И теперь, впервые в жизни, Аомамэ подумала, что в ее внешности, возможно, есть нечто хорошее. Как никогда раньше, она теперь садилась перед зеркалом и пристально всматривалась в своё лицо. Тем не менее, никаких признаков самовлюбленности в себе не заметила. Она по-деловому осматривала свое лицо, отраженное в зеркале, под разными углами так, будто наблюдала другую самостоятельную личность. Сама Аомамэ не могла определить, стало ли она красивее, или, может, она осталась такой же, как и раньше, но изменилось ее собственное ощущение.

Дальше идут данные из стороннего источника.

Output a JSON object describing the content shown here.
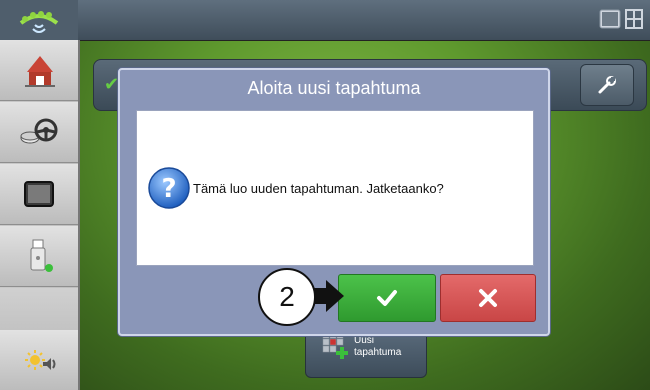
{
  "dialog": {
    "title": "Aloita uusi tapahtuma",
    "message": "Tämä luo uuden tapahtuman. Jatketaanko?",
    "confirm_icon": "checkmark-icon",
    "cancel_icon": "x-icon",
    "info_icon": "question-mark-icon"
  },
  "callout": {
    "number": "2"
  },
  "background_button": {
    "label": "Uusi tapahtuma",
    "icon": "new-event-grid-icon"
  },
  "sidebar": {
    "items": [
      {
        "icon": "farm-barn-icon"
      },
      {
        "icon": "steering-wheel-icon"
      },
      {
        "icon": "display-monitor-icon"
      },
      {
        "icon": "usb-drive-icon"
      },
      {
        "icon": "blank"
      },
      {
        "icon": "brightness-volume-icon"
      }
    ]
  },
  "topbar": {
    "logo_icon": "gps-logo-icon",
    "map_toggle_icon": "map-toggle-icon"
  },
  "colors": {
    "confirm": "#3aad3a",
    "cancel": "#d55555",
    "dialog_frame": "#8a96b8",
    "field_green": "#5f9a2e"
  }
}
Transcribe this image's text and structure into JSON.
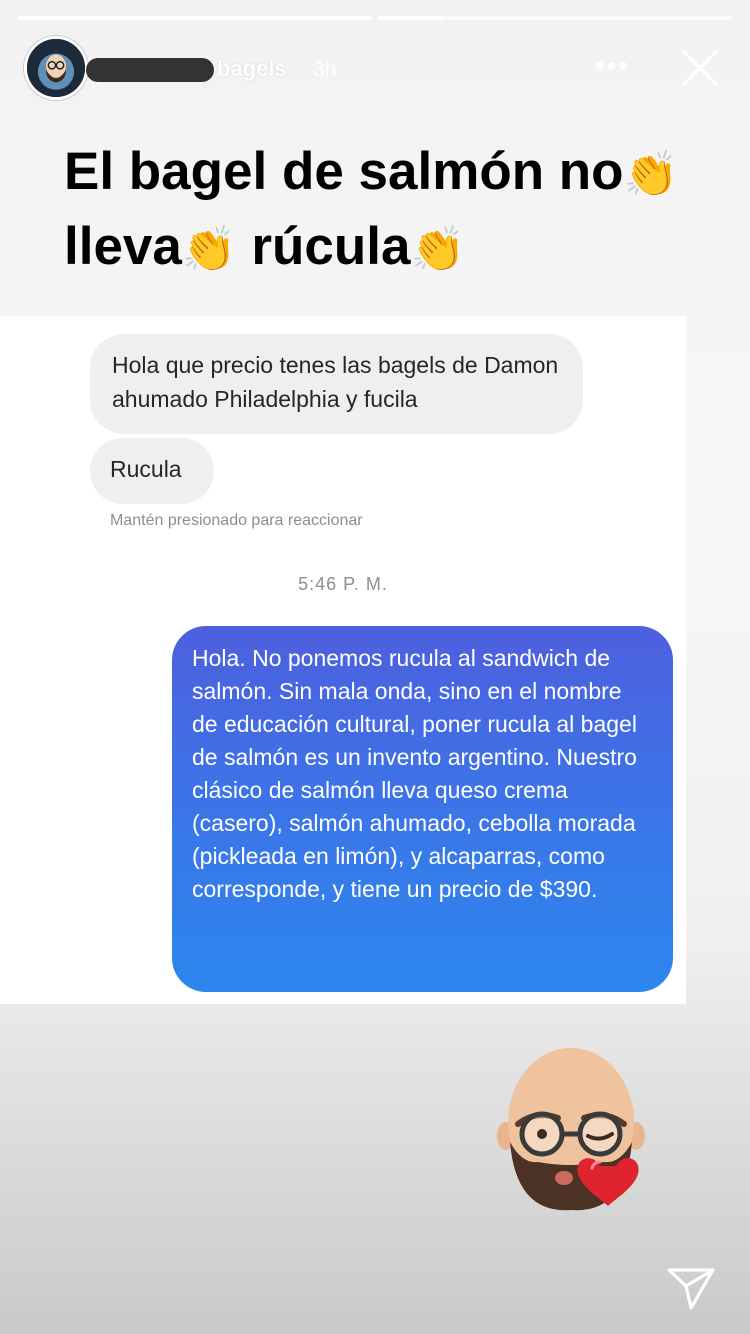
{
  "story": {
    "progress": [
      1.0,
      0.18
    ]
  },
  "header": {
    "username": "bagels",
    "time_ago": "3h",
    "more_label": "•••",
    "avatar_icon": "profile-avatar-icon",
    "close_icon": "close-icon"
  },
  "headline": {
    "line1": "El bagel de salmón no",
    "clap": "👏",
    "line2a": "lleva",
    "line2b": "rúcula"
  },
  "chat": {
    "incoming": [
      "Hola que precio tenes las bagels de Damon ahumado Philadelphia y fucila",
      "Rucula"
    ],
    "hint": "Mantén presionado para reaccionar",
    "timestamp": "5:46 P. M.",
    "outgoing": "Hola. No ponemos rucula al sandwich de salmón. Sin mala onda, sino en el nombre de educación cultural, poner rucula al bagel de salmón es un invento argentino. Nuestro clásico de salmón lleva queso crema (casero), salmón ahumado, cebolla morada (pickleada en limón), y alcaparras, como corresponde, y tiene un precio de $390."
  },
  "footer": {
    "memoji_icon": "memoji-kiss-sticker-icon",
    "send_icon": "send-paper-plane-icon"
  },
  "colors": {
    "outgoing_top": "#4e5fde",
    "outgoing_bottom": "#2b87ee",
    "incoming_bg": "#efefef"
  }
}
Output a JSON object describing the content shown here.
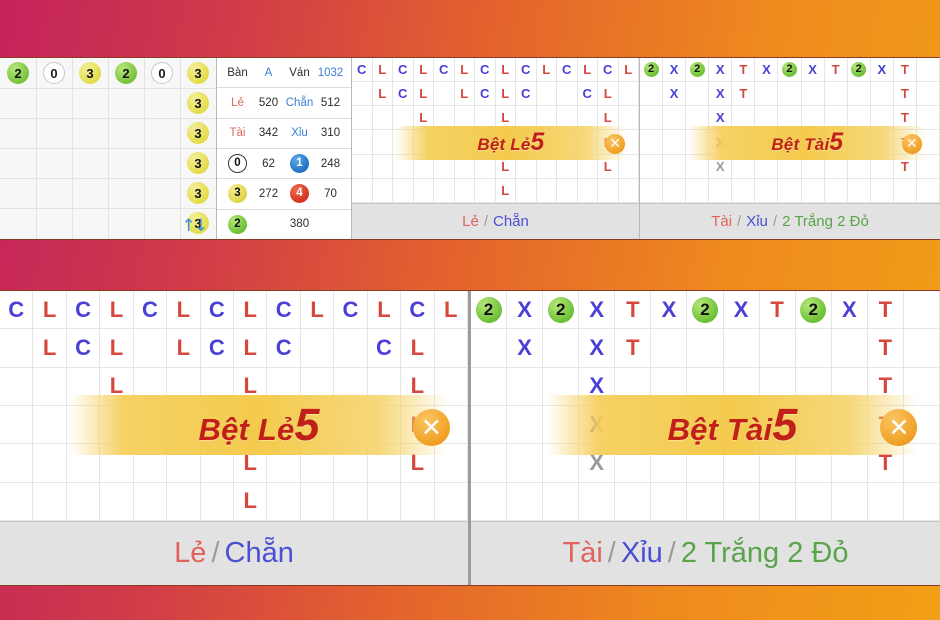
{
  "theme": {
    "bg_gradient_from": "#c4235c",
    "bg_gradient_to": "#f2a016",
    "accent_orange": "#f0a024",
    "banner_yellow": "#f3c948",
    "mark_blue": "#4a3fd6",
    "mark_red": "#d6483f",
    "green_badge": "#6bbf32"
  },
  "top": {
    "badge_row": [
      {
        "value": "2",
        "color": "green"
      },
      {
        "value": "0",
        "color": "white"
      },
      {
        "value": "3",
        "color": "yellow"
      },
      {
        "value": "2",
        "color": "green"
      },
      {
        "value": "0",
        "color": "white"
      },
      {
        "value": "3",
        "color": "yellow"
      }
    ],
    "badge_column_extra": [
      {
        "value": "3",
        "color": "yellow"
      },
      {
        "value": "3",
        "color": "yellow"
      },
      {
        "value": "3",
        "color": "yellow"
      },
      {
        "value": "3",
        "color": "yellow"
      },
      {
        "value": "3",
        "color": "yellow"
      }
    ],
    "sort_arrows_icon": "sort-up-down-arrows",
    "stats": {
      "rows": [
        {
          "cells": [
            {
              "text": "Bàn",
              "style": "lbl-dark"
            },
            {
              "text": "A",
              "style": "lbl-blue"
            },
            {
              "text": "Ván",
              "style": "lbl-dark"
            },
            {
              "text": "1032",
              "style": "num-blue"
            }
          ]
        },
        {
          "cells": [
            {
              "text": "Lẻ",
              "style": "lbl-red"
            },
            {
              "text": "520",
              "style": "num"
            },
            {
              "text": "Chẵn",
              "style": "lbl-blue"
            },
            {
              "text": "512",
              "style": "num"
            }
          ]
        },
        {
          "cells": [
            {
              "text": "Tài",
              "style": "lbl-red"
            },
            {
              "text": "342",
              "style": "num"
            },
            {
              "text": "Xỉu",
              "style": "lbl-blue"
            },
            {
              "text": "310",
              "style": "num"
            }
          ]
        },
        {
          "cells": [
            {
              "badge": "0",
              "badge_color": "white"
            },
            {
              "text": "62",
              "style": "num"
            },
            {
              "badge": "1",
              "badge_color": "blue"
            },
            {
              "text": "248",
              "style": "num"
            }
          ]
        },
        {
          "cells": [
            {
              "badge": "3",
              "badge_color": "yellow"
            },
            {
              "text": "272",
              "style": "num"
            },
            {
              "badge": "4",
              "badge_color": "red"
            },
            {
              "text": "70",
              "style": "num"
            }
          ]
        },
        {
          "cells": [
            {
              "badge": "2",
              "badge_color": "green"
            },
            {
              "text": "380",
              "style": "num",
              "span": 3
            }
          ]
        }
      ]
    }
  },
  "le_chan_road": {
    "name": "le-chan-road",
    "cols": 14,
    "rows": 6,
    "marks": [
      {
        "c": 1,
        "r": 1,
        "t": "C"
      },
      {
        "c": 2,
        "r": 1,
        "t": "L"
      },
      {
        "c": 3,
        "r": 1,
        "t": "C"
      },
      {
        "c": 4,
        "r": 1,
        "t": "L"
      },
      {
        "c": 5,
        "r": 1,
        "t": "C"
      },
      {
        "c": 6,
        "r": 1,
        "t": "L"
      },
      {
        "c": 7,
        "r": 1,
        "t": "C"
      },
      {
        "c": 8,
        "r": 1,
        "t": "L"
      },
      {
        "c": 9,
        "r": 1,
        "t": "C"
      },
      {
        "c": 10,
        "r": 1,
        "t": "L"
      },
      {
        "c": 11,
        "r": 1,
        "t": "C"
      },
      {
        "c": 12,
        "r": 1,
        "t": "L"
      },
      {
        "c": 13,
        "r": 1,
        "t": "C"
      },
      {
        "c": 14,
        "r": 1,
        "t": "L"
      },
      {
        "c": 2,
        "r": 2,
        "t": "L"
      },
      {
        "c": 3,
        "r": 2,
        "t": "C"
      },
      {
        "c": 4,
        "r": 2,
        "t": "L"
      },
      {
        "c": 6,
        "r": 2,
        "t": "L"
      },
      {
        "c": 7,
        "r": 2,
        "t": "C"
      },
      {
        "c": 8,
        "r": 2,
        "t": "L"
      },
      {
        "c": 9,
        "r": 2,
        "t": "C"
      },
      {
        "c": 12,
        "r": 2,
        "t": "C"
      },
      {
        "c": 13,
        "r": 2,
        "t": "L"
      },
      {
        "c": 4,
        "r": 3,
        "t": "L"
      },
      {
        "c": 8,
        "r": 3,
        "t": "L"
      },
      {
        "c": 13,
        "r": 3,
        "t": "L"
      },
      {
        "c": 8,
        "r": 4,
        "t": "L"
      },
      {
        "c": 13,
        "r": 4,
        "t": "L"
      },
      {
        "c": 8,
        "r": 5,
        "t": "L"
      },
      {
        "c": 13,
        "r": 5,
        "t": "L"
      },
      {
        "c": 8,
        "r": 6,
        "t": "L"
      }
    ],
    "banner_label": "Bệt Lẻ",
    "banner_number": "5",
    "close_icon": "close-x-icon",
    "footer": [
      {
        "text": "Lẻ",
        "style": "f-red"
      },
      {
        "text": "/",
        "style": "f-sep"
      },
      {
        "text": "Chẵn",
        "style": "f-blue"
      }
    ]
  },
  "tai_xiu_road": {
    "name": "tai-xiu-road",
    "cols": 13,
    "rows": 6,
    "marks": [
      {
        "c": 1,
        "r": 1,
        "t": "2",
        "k": "n2"
      },
      {
        "c": 2,
        "r": 1,
        "t": "X"
      },
      {
        "c": 3,
        "r": 1,
        "t": "2",
        "k": "n2"
      },
      {
        "c": 4,
        "r": 1,
        "t": "X"
      },
      {
        "c": 5,
        "r": 1,
        "t": "T"
      },
      {
        "c": 6,
        "r": 1,
        "t": "X"
      },
      {
        "c": 7,
        "r": 1,
        "t": "2",
        "k": "n2"
      },
      {
        "c": 8,
        "r": 1,
        "t": "X"
      },
      {
        "c": 9,
        "r": 1,
        "t": "T"
      },
      {
        "c": 10,
        "r": 1,
        "t": "2",
        "k": "n2"
      },
      {
        "c": 11,
        "r": 1,
        "t": "X"
      },
      {
        "c": 12,
        "r": 1,
        "t": "T"
      },
      {
        "c": 2,
        "r": 2,
        "t": "X"
      },
      {
        "c": 4,
        "r": 2,
        "t": "X"
      },
      {
        "c": 5,
        "r": 2,
        "t": "T"
      },
      {
        "c": 12,
        "r": 2,
        "t": "T"
      },
      {
        "c": 4,
        "r": 3,
        "t": "X"
      },
      {
        "c": 12,
        "r": 3,
        "t": "T"
      },
      {
        "c": 4,
        "r": 4,
        "t": "X"
      },
      {
        "c": 12,
        "r": 4,
        "t": "T"
      },
      {
        "c": 4,
        "r": 5,
        "t": "X",
        "k": "Xg"
      },
      {
        "c": 12,
        "r": 5,
        "t": "T"
      }
    ],
    "banner_label": "Bệt Tài",
    "banner_number": "5",
    "close_icon": "close-x-icon",
    "footer": [
      {
        "text": "Tài",
        "style": "f-red"
      },
      {
        "text": "/",
        "style": "f-sep"
      },
      {
        "text": "Xỉu",
        "style": "f-blue"
      },
      {
        "text": "/",
        "style": "f-sep"
      },
      {
        "text": "2 Trắng 2 Đỏ",
        "style": "f-green"
      }
    ]
  }
}
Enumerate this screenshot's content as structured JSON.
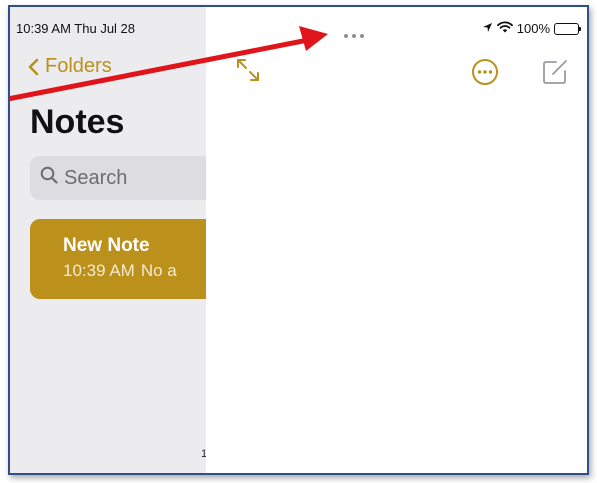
{
  "status_bar": {
    "time_date": "10:39 AM  Thu Jul 28",
    "battery": "100%"
  },
  "sidebar": {
    "back_label": "Folders",
    "title": "Notes",
    "search_placeholder": "Search",
    "notes": [
      {
        "title": "New Note",
        "time": "10:39 AM",
        "preview": "No a"
      }
    ],
    "footer_count": "1"
  },
  "colors": {
    "accent": "#b8921c",
    "note_selected": "#bb911c",
    "sidebar_bg": "#ececef",
    "annotation_arrow": "#e0141b"
  },
  "icons": {
    "back": "chevron-left-icon",
    "search": "magnifier-icon",
    "expand": "expand-diagonal-icon",
    "more": "ellipsis-circle-icon",
    "compose": "compose-icon",
    "multitask": "multitasking-dots-icon",
    "location": "location-arrow-icon",
    "wifi": "wifi-icon",
    "battery": "battery-icon"
  }
}
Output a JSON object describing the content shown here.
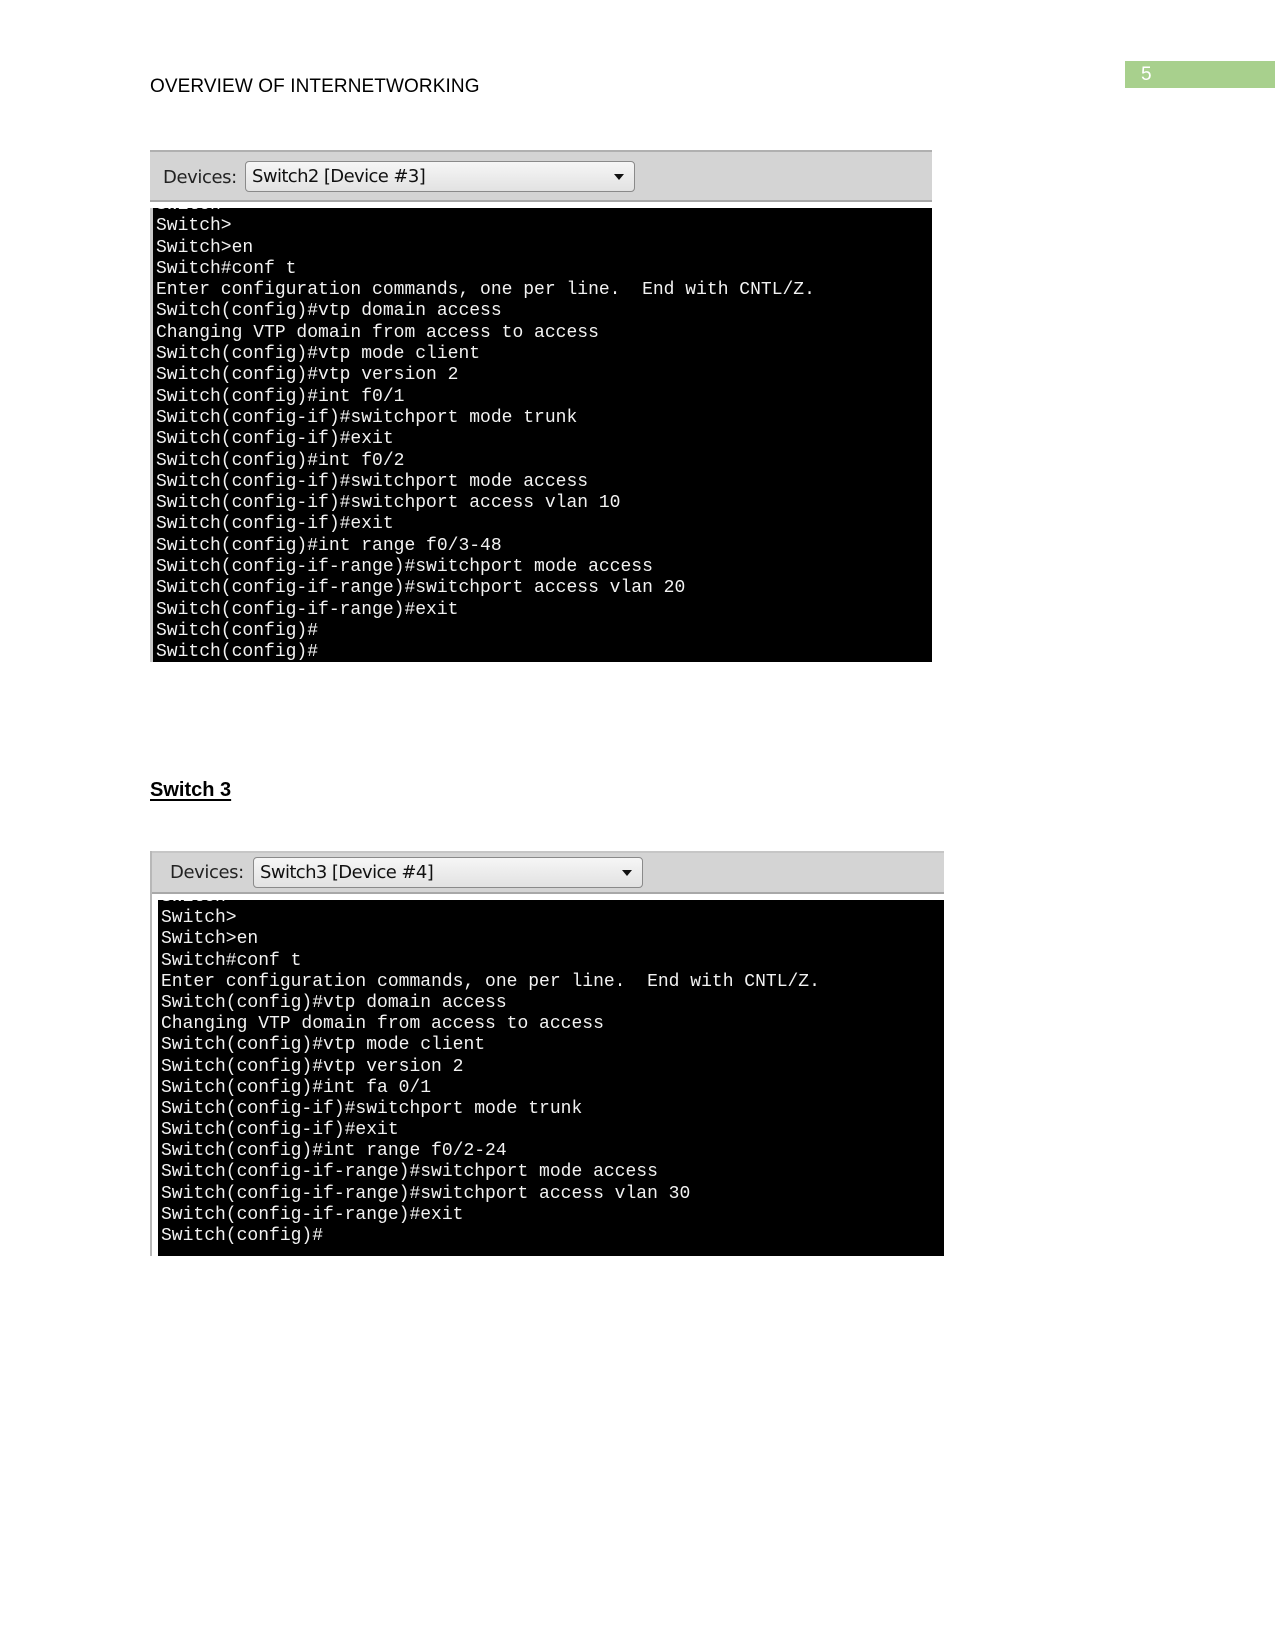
{
  "page": {
    "number": "5",
    "running_head": "OVERVIEW OF INTERNETWORKING",
    "accent_color": "#a8d08d"
  },
  "figures": [
    {
      "devices_label": "Devices:",
      "selected_device": "Switch2 [Device #3]",
      "terminal_lines": [
        "Switch>",
        "Switch>",
        "Switch>en",
        "Switch#conf t",
        "Enter configuration commands, one per line.  End with CNTL/Z.",
        "Switch(config)#vtp domain access",
        "Changing VTP domain from access to access",
        "Switch(config)#vtp mode client",
        "Switch(config)#vtp version 2",
        "Switch(config)#int f0/1",
        "Switch(config-if)#switchport mode trunk",
        "Switch(config-if)#exit",
        "Switch(config)#int f0/2",
        "Switch(config-if)#switchport mode access",
        "Switch(config-if)#switchport access vlan 10",
        "Switch(config-if)#exit",
        "Switch(config)#int range f0/3-48",
        "Switch(config-if-range)#switchport mode access",
        "Switch(config-if-range)#switchport access vlan 20",
        "Switch(config-if-range)#exit",
        "Switch(config)#",
        "Switch(config)#"
      ]
    },
    {
      "heading": "Switch 3",
      "devices_label": "Devices:",
      "selected_device": "Switch3 [Device #4]",
      "terminal_lines": [
        "Switch>",
        "Switch>",
        "Switch>en",
        "Switch#conf t",
        "Enter configuration commands, one per line.  End with CNTL/Z.",
        "Switch(config)#vtp domain access",
        "Changing VTP domain from access to access",
        "Switch(config)#vtp mode client",
        "Switch(config)#vtp version 2",
        "Switch(config)#int fa 0/1",
        "Switch(config-if)#switchport mode trunk",
        "Switch(config-if)#exit",
        "Switch(config)#int range f0/2-24",
        "Switch(config-if-range)#switchport mode access",
        "Switch(config-if-range)#switchport access vlan 30",
        "Switch(config-if-range)#exit",
        "Switch(config)#"
      ]
    }
  ]
}
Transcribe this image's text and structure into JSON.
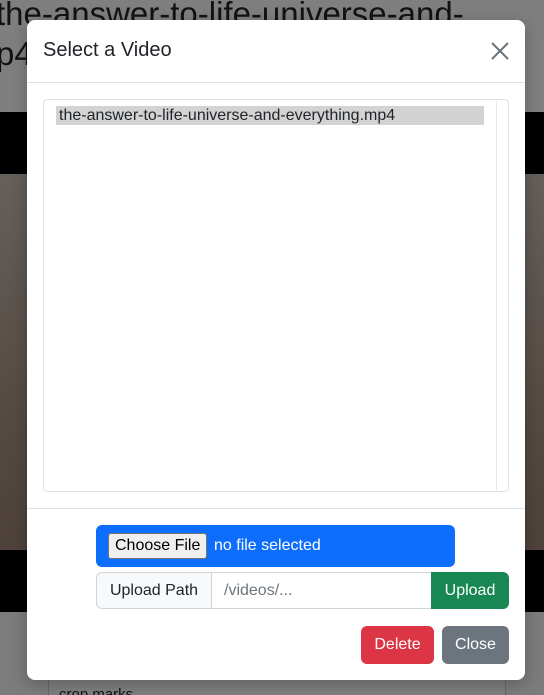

Иногда перед зеркалом Аомамэ решительно хмурилась. Так же, как давно когда-то. Лицевые мышцы растягивались в разные стороны, и черты ее лица заметно менялись и разделялись. На нем выступали все чувства, которые только есть в мире. Красота и уродство. Под одной углом зрения она казалась злым демоном Яся, под вторым - клоуном. Еще под другим углом зрения был виден какой-то хаос чувств. А когда переставала хмуриться, мышцы медленно, как рябь на воде, разглаживались, и лицо принимало предыдущее выражение. Тогда Аомамэ открывала себя новую, несколько отличную от прежней.
«Правда же! Было бы хорошо, если бы ты могла естественнее улыбаться, - часто повторяла Тамаки Оцука. - А так твое лицо зря размягчается ». Ноб Аомамэ не умела естественно, с равнодушным видом, улыбаться к людям. А когда получалось это делать, на лице появлялась вымученная холодная улыбка. Тогда собеседник напрягался и чувствовал себя неудобно. А вот Тамаки Оцука могла улыбаться очень естественно и дружелюбно. На первой же встречи любой проникался благосклонным отношением к ней. И наконец, оказавшись в плену отчаяния, она лишила себя жизни, оставив Аомамэ, которая не умела хорошо улыбаться.
Было тихое воскресенье. Люди, поощренные солнышком, пришли в детский парк напротив. Дали детишкам поиграть в песочнице и покачаться на качелях. Некоторые из детей катались с горки. Сидя на скамейке, старые люди неутомимо следили за детскими играми. Сидя на садовом стуле на балконе Аомамэ невольно посматривала на эту мирную картину сквозь щели в пластиковых жалюзи. Мир ни на секунду не останавливался. В нем никто не задумывал убийства, никто не преследовал убийц. Никто не прятал в ящике комода завернутый в колготки пистолет, заряженный патронами калибра девять миллиметров.